While the first film explored the overlapping sex and fantasy lives of Séverine Serizy (played then by Catherine Deneuve, here by Bulle Ogier), this film is much more prosaic, and concerned not with Séverine but with Henri Husson, the licentious and pervy old man played in both films by Michel Piccoli. It is an entirely plotless film, consisting essentially of two acts: the first part, in which Henri frequents a bar whose patrons seem to consist solely of two prostitutes and the young bartender; and the second part, in which Henri convinces Séverine to join him for a luxurious dinner and angry conversation.

As every review of the film sees fit to point out, de Oliveira is 97 years old, and has been directing films for some seventy years. One would expect that this would grant him a certain sense of knowing what he's doing, and Belle toujours is clearly the work of a director with no doubts as to his art. It is stripped bare of everything inessential, running a shockingly gaunt 68 minutes, and needing not one moment longer to create its effect. There is hardly any camera movement or editing (most of the shots run upwards of five minutes per take), and the story is told largely through tiny maniuplations of the mise en scène, particular the presence or absence of alcohol, and the contrast between black and color, which only late in the film blossoms into the triangulation of black, color and light. It is the sort of film where a conversation begins with a lit candelabra in the background, during the shot candelabra goes out, the audience realizes this belatedly, and that is the primary emotional moment of the converation.

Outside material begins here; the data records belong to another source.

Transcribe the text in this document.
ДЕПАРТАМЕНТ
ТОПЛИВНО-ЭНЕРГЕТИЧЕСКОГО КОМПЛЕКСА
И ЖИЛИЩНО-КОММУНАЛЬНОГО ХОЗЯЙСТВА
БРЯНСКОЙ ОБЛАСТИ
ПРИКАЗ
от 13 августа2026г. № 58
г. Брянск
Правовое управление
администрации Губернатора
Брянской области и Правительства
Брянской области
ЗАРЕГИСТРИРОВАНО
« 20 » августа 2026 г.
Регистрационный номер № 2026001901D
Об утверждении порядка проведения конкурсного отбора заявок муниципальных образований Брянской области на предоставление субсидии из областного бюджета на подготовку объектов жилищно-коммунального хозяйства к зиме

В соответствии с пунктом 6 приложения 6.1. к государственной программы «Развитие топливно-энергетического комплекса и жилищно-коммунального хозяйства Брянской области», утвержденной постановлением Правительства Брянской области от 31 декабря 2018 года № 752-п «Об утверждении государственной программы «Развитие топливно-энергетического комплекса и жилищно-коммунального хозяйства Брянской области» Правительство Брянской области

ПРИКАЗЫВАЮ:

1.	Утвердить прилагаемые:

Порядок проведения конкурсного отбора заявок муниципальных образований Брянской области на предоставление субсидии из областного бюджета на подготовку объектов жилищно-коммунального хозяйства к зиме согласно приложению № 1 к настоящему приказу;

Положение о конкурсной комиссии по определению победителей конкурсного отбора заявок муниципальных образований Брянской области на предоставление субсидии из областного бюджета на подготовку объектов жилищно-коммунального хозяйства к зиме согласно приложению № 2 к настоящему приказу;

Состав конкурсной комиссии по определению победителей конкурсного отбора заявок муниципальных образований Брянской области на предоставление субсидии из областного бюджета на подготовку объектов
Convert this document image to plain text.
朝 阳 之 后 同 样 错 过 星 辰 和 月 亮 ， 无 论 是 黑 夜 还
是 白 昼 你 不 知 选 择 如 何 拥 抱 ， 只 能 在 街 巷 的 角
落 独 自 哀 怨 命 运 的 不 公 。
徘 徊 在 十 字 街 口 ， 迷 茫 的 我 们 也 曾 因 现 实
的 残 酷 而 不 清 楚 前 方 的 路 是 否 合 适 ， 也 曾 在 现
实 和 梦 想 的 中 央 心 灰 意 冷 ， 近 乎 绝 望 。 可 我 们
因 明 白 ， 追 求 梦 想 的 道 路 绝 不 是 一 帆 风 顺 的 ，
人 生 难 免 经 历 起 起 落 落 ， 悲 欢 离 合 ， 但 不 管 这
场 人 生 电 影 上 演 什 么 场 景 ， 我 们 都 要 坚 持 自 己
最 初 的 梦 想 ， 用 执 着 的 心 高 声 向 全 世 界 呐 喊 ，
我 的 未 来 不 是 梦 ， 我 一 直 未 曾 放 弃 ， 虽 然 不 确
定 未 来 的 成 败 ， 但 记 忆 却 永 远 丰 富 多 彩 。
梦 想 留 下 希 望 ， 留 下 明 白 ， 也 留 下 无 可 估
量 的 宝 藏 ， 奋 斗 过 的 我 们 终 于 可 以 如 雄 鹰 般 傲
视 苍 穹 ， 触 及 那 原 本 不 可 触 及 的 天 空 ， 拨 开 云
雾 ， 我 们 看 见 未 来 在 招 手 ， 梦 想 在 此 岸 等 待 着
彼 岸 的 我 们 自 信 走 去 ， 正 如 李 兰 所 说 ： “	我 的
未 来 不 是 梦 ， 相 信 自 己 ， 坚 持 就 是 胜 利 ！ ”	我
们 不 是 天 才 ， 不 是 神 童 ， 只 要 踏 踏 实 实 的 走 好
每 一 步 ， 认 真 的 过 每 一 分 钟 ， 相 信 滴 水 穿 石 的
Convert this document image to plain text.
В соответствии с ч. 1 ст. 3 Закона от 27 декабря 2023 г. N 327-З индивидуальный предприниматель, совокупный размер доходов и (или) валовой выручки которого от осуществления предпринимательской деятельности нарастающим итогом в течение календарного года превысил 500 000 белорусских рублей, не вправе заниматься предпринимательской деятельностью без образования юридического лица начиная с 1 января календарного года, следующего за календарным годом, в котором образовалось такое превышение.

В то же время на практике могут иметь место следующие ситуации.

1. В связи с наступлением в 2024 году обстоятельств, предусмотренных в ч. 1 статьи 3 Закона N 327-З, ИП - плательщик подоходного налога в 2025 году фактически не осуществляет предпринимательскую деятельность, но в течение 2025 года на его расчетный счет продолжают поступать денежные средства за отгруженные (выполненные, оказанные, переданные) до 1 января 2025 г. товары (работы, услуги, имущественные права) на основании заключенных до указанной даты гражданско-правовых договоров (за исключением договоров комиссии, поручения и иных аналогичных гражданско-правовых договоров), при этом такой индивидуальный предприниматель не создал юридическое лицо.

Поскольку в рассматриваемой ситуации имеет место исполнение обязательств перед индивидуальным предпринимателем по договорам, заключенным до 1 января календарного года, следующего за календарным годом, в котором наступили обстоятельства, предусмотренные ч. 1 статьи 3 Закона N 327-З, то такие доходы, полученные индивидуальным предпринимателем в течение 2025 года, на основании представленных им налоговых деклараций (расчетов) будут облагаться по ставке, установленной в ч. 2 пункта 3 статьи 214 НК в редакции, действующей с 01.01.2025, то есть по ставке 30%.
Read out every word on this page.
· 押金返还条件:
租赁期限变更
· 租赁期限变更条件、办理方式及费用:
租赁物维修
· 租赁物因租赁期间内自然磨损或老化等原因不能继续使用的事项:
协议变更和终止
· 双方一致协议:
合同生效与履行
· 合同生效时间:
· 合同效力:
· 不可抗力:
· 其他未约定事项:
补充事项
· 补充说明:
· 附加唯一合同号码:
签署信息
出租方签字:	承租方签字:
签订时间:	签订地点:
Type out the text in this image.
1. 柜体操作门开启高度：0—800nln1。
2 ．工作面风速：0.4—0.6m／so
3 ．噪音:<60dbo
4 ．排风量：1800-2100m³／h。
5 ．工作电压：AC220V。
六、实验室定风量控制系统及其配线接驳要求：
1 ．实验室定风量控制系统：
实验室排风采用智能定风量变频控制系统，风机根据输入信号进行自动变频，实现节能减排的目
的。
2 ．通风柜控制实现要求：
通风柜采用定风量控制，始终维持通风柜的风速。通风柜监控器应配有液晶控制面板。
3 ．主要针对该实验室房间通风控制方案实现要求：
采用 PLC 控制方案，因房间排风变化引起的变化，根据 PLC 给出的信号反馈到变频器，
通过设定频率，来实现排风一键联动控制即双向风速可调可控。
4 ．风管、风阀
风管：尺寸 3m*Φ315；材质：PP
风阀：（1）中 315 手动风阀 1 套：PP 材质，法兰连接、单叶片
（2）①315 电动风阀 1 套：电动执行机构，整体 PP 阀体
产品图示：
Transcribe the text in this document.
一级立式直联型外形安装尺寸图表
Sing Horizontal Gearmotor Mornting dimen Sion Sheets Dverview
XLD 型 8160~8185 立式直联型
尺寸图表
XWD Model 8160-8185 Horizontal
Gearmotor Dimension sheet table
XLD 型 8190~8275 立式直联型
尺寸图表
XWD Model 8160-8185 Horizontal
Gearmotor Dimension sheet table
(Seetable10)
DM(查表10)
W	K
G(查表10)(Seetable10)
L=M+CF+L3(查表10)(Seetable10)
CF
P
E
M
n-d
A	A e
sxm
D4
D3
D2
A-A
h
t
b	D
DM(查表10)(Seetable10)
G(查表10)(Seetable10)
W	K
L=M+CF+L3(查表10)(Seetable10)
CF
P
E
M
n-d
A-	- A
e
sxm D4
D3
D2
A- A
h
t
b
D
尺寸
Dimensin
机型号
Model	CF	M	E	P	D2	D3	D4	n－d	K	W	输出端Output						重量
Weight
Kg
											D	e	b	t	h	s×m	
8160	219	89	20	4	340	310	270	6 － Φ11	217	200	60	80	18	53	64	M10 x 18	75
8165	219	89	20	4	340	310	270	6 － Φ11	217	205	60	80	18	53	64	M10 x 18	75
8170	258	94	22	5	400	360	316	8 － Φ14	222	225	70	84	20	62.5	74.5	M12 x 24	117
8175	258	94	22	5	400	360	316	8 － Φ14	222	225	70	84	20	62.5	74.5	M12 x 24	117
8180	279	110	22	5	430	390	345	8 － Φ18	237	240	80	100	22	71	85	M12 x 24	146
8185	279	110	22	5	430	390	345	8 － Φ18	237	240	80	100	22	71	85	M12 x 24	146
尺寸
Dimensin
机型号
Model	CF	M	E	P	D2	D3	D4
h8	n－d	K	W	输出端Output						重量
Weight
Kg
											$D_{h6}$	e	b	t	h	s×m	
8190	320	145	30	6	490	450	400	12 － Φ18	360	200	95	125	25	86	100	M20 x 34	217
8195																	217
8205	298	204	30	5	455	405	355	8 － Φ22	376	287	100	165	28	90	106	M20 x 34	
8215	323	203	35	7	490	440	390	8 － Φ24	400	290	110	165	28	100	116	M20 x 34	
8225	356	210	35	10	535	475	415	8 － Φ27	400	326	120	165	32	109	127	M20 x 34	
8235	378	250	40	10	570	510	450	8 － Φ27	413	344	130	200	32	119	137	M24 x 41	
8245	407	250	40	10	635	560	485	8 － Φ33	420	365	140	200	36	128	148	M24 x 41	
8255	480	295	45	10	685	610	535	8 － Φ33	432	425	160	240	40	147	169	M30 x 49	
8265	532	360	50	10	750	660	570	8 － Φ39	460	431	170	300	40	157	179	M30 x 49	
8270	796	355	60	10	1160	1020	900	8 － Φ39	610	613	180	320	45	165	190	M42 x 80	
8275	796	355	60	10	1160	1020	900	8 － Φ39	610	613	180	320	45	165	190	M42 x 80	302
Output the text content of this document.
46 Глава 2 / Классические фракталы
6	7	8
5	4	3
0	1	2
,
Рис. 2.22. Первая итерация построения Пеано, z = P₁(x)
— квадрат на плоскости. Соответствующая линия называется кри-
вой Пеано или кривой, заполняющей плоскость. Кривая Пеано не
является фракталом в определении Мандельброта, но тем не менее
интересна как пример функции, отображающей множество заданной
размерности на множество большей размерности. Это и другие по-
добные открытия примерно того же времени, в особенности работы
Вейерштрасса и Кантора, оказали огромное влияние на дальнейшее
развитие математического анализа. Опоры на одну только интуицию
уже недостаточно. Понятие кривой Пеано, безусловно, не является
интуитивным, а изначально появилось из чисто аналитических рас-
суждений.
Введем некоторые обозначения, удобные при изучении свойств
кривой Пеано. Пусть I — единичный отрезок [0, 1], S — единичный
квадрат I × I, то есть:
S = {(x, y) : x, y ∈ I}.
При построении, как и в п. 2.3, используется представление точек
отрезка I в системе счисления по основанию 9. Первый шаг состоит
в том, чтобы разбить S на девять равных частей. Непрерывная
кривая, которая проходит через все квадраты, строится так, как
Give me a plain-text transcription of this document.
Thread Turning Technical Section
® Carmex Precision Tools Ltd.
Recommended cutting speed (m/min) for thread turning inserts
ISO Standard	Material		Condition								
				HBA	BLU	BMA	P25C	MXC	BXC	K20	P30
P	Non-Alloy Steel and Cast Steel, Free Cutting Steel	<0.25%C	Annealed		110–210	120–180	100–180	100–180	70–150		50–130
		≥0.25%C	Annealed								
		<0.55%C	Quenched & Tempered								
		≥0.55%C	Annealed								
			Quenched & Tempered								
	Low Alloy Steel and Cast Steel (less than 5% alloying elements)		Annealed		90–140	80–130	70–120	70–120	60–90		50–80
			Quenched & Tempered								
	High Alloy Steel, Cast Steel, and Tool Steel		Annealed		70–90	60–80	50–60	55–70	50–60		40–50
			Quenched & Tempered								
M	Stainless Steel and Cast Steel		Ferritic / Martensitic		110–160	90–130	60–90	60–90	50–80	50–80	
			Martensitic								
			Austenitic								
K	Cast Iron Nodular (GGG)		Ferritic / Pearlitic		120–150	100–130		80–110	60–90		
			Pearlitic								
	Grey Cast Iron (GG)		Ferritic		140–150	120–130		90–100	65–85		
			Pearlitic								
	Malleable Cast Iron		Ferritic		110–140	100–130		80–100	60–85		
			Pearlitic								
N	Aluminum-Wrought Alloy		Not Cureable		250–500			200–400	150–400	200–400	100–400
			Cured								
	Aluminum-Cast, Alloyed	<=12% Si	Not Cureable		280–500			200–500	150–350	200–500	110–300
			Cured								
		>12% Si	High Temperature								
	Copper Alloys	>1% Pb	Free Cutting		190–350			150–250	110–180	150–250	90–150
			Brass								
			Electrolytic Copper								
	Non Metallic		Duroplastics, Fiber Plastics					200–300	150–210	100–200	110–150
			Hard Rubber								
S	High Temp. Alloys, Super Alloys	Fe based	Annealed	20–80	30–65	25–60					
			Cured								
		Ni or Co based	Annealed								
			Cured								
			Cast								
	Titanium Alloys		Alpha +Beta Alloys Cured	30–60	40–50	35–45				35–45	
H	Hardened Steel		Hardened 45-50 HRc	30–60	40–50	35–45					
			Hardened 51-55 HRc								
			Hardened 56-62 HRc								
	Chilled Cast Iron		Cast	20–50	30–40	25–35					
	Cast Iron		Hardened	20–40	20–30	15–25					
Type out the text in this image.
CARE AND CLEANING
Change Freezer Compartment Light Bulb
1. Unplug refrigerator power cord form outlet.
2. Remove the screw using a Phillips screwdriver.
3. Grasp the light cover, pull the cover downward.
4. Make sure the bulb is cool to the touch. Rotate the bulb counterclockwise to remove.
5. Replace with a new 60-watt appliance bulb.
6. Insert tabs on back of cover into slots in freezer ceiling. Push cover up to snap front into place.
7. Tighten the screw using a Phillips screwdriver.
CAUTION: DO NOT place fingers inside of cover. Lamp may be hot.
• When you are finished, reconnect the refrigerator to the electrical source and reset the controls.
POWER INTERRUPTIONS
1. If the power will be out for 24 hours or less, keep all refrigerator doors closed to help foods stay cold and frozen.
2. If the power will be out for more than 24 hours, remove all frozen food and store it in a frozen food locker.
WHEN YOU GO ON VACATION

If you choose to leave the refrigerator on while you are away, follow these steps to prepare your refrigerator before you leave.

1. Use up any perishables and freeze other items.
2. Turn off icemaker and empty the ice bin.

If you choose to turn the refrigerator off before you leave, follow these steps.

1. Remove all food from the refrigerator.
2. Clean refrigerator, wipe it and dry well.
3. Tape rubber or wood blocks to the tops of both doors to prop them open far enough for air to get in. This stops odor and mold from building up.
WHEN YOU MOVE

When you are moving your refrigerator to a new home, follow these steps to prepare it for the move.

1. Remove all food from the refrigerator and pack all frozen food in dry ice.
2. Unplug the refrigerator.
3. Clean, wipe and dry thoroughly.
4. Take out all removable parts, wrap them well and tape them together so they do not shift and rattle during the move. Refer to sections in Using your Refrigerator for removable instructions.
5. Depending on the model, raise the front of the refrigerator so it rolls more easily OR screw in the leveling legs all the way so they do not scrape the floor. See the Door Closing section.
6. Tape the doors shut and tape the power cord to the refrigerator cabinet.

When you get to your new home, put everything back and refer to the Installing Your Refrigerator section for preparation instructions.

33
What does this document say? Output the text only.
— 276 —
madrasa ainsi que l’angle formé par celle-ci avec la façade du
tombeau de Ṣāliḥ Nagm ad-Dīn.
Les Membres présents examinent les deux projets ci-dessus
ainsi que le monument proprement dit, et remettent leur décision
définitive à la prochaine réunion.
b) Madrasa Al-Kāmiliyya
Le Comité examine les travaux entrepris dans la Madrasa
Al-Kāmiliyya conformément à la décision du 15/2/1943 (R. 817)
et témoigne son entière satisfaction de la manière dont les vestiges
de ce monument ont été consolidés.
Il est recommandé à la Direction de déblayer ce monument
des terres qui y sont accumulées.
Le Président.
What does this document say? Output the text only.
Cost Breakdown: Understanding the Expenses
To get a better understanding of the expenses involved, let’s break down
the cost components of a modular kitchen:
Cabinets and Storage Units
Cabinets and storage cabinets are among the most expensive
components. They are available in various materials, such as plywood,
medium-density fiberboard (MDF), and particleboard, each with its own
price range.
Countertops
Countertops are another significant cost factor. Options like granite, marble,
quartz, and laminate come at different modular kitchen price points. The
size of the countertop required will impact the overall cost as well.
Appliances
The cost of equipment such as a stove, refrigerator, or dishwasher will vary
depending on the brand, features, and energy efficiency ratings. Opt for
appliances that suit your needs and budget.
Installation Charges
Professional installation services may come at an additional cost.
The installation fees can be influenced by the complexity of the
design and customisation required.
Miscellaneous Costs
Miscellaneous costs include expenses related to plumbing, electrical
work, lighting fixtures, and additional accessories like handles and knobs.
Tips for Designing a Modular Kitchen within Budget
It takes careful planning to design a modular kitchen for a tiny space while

As an old man, de Oliveira can be forgiven for focusing on themes of aging, and how we change or not through life. I am not certain if Deneuve was invited to take part in the film, but I'm very glad she did not: that Séverine is no longer played by the same actress makes her protestations that she is not the same person she once was considerably truer and more ironic. And that Piccoli still plays Henri leads us to suspect, correctly, that he is the same horndog as in the first film. The new film bears little resemblance to Belle de jour, a stylistic mash-up between Buñuel's Surrealism and the French nouvelle vague, nor does its plot bear much in common with the original, given the way that it treats as unsettled questions that the first film didn't even necessarily raise. Despite that, it is impossible to imagine this scenario without the presence of the 1967 film; somewhat like Before Sunset, it functions not as a self-contained narrative but as an exploration of how things are different than they used to be. In fact, a "true: sequel to Belle de jour could not achieve the same effect as Belle toujours given how the very strong differences between the 1967 and 2006 films relate back to the latter film's theme: the past can't come back.

Raising the very important question: does Belle toujours actually work as a film? If it requires knowledge of the original for its effect, what's left without that knowledge? A talky film with lots of static shots and very detailed set design? Could you reasonably call that "good"?

Thank God I don't have to worry about that.